Sister Helen Prejean, the anti-death penalty activist portrayed by Susan Sarandon in the 1995 film Dead Man Walking, said Williams’s execution called into question “the legitimacy of the entire legal process.” Rep. Cori Bush, Democrat of Missouri, called Williams’ execution a “depravity.” And the NAACP said Williams had been “lynched,” placing the blame directly at the feet of Missouri Gov. Michael Parson, a self-described “pro-life” Republican.
Reached by phone on Wednesday, Gayle’s former husband, Daniel, a radiologist who has since remarried, declined to comment. Marcellus Williams Jr. was unable to be reached.
The top concern Americans have about the death penalty, studies have shown, is the possibility of executing an innocent person, according to attorney Justin Brooks, a professor at University of San Diego School of Law and the founder of The California Innocence Project.
“Every time an innocent person is freed from death row, that concern is amplified,” Brooks told The Independent. “Now that 200 innocent people have been freed from death row, we can longer pretend that innocent people are not sentenced to death, nor that it has only happened a few times.”
Williams was set to be executed in January 2015 but was granted a last-minute reprieve by then-Gov. Eric Greitens, a Republican, for more DNA testing to be performed. In August 2017, he was hours away from being put to death when Greitens ordered the execution stayed after new testing techniques unavailable at the time of Gayle’s killing determined that DNA on the handle of the murder weapon could not have come from Williams. His execution on Tuesday generated global outrage largely because Parson cravenly pushed for Williams to die in the face of serious concerns about his guilt, Brooks went on.
“And of course, it is devastating to those of us in the innocence community because this time, no one was able to save him,” he said.
Williams’ execution had one of his fiercest supporters, an exoneree who himself spent nearly two decades in prison for a murder he didn’t commit, wrestling on Wednesday with what he described as feelings of “profound, deep pain.”
At the age of 19, Obie Anthony was wrongfully convicted of first-degree murder and sentenced to life without parole for a crime he didn’t commit. In 2011, after 17 years behind bars — which followed some 18 months in the LA County lockup — Anthony was exonerated thanks to new evidence uncovered by a team of Innocence Project lawyers. He later founded Exonerated Nation, a nonprofit that helps other exonerees find their footing upon release.
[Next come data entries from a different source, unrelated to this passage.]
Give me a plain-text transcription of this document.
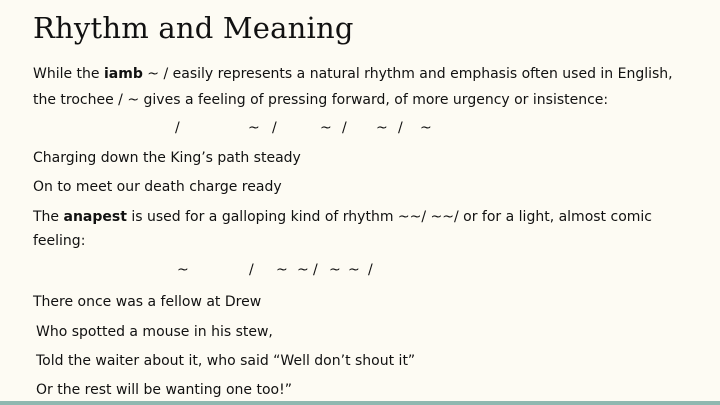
Rhythm and Meaning
While the iamb ~ / easily represents a natural rhythm and emphasis often used in English,
the trochee / ~ gives a feeling of pressing forward, of more urgency or insistence:
/	~ /	~ / ~ / ~
Charging down the King’s path steady
On to meet our death charge ready
The anapest is used for a galloping kind of rhythm ~~/ ~~/ or for a light, almost comic
feeling:
~	/ ~ ~ / ~ ~ /
There once was a fellow at Drew
Who spotted a mouse in his stew,
Told the waiter about it, who said “Well don’t shout it”
Or the rest will be wanting one too!”
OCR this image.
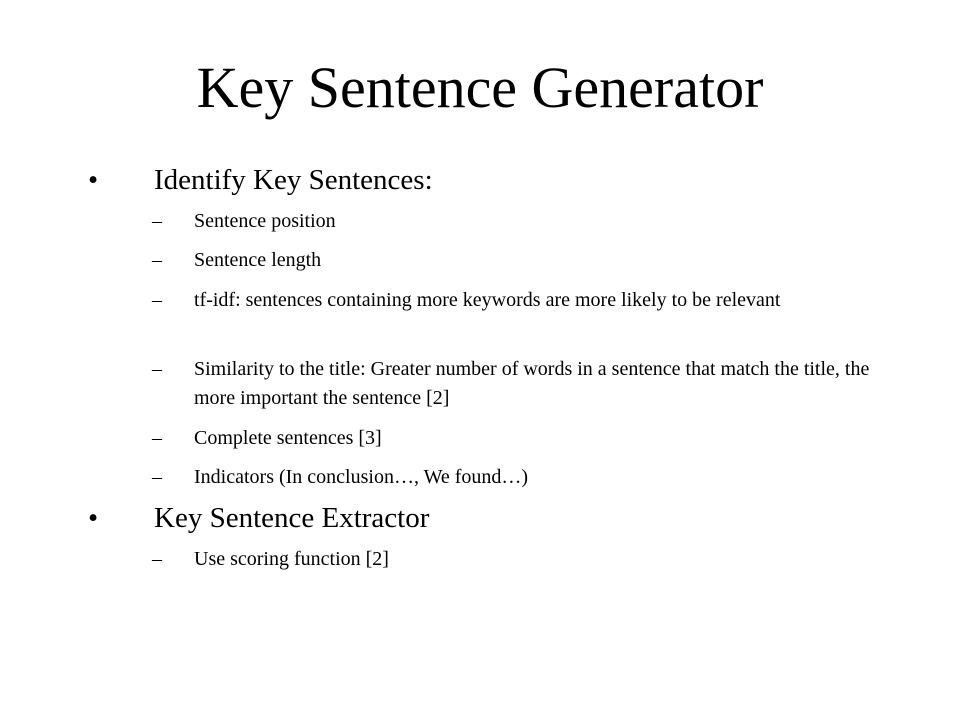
Key Sentence Generator
• Identify Key Sentences:
– Sentence position
– Sentence length
– tf-idf: sentences containing more keywords are more likely to be relevant
– Similarity to the title: Greater number of words in a sentence that match the title, the more important the sentence [2]
– Complete sentences [3]
– Indicators (In conclusion…, We found…)
• Key Sentence Extractor
– Use scoring function [2]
Today, Anthony, a Missouri native, splits his time between California and the St. Louis area, where he emerged in recent years as a firm believer in Williams’ innocence.
By executing Williams, “first and foremost, our presumption of innocence has been removed from the court,” Anthony told The Independent.
“Even with evidence of [Williams’] innocence, that didn’t even matter,” he said, voice shifting from outrage to deep sorrow and back again. “… Justice has been cuffed and put behind the bench. Reasonable doubt no longer matters.”
Putting Williams to death, Anthony went on, constituted “a perversion,” and, “a tragedy in all forms.” The justice system, in Williams’ case, contorted itself into “an injustice system,” according to Anthony.
“We know this is not justice,” he said. “The family members said this is not justice. The prosecutor said this is not justice. Over a million people [who signed a petition against Williams’ execution] said this is not justice… How can people stand for this?”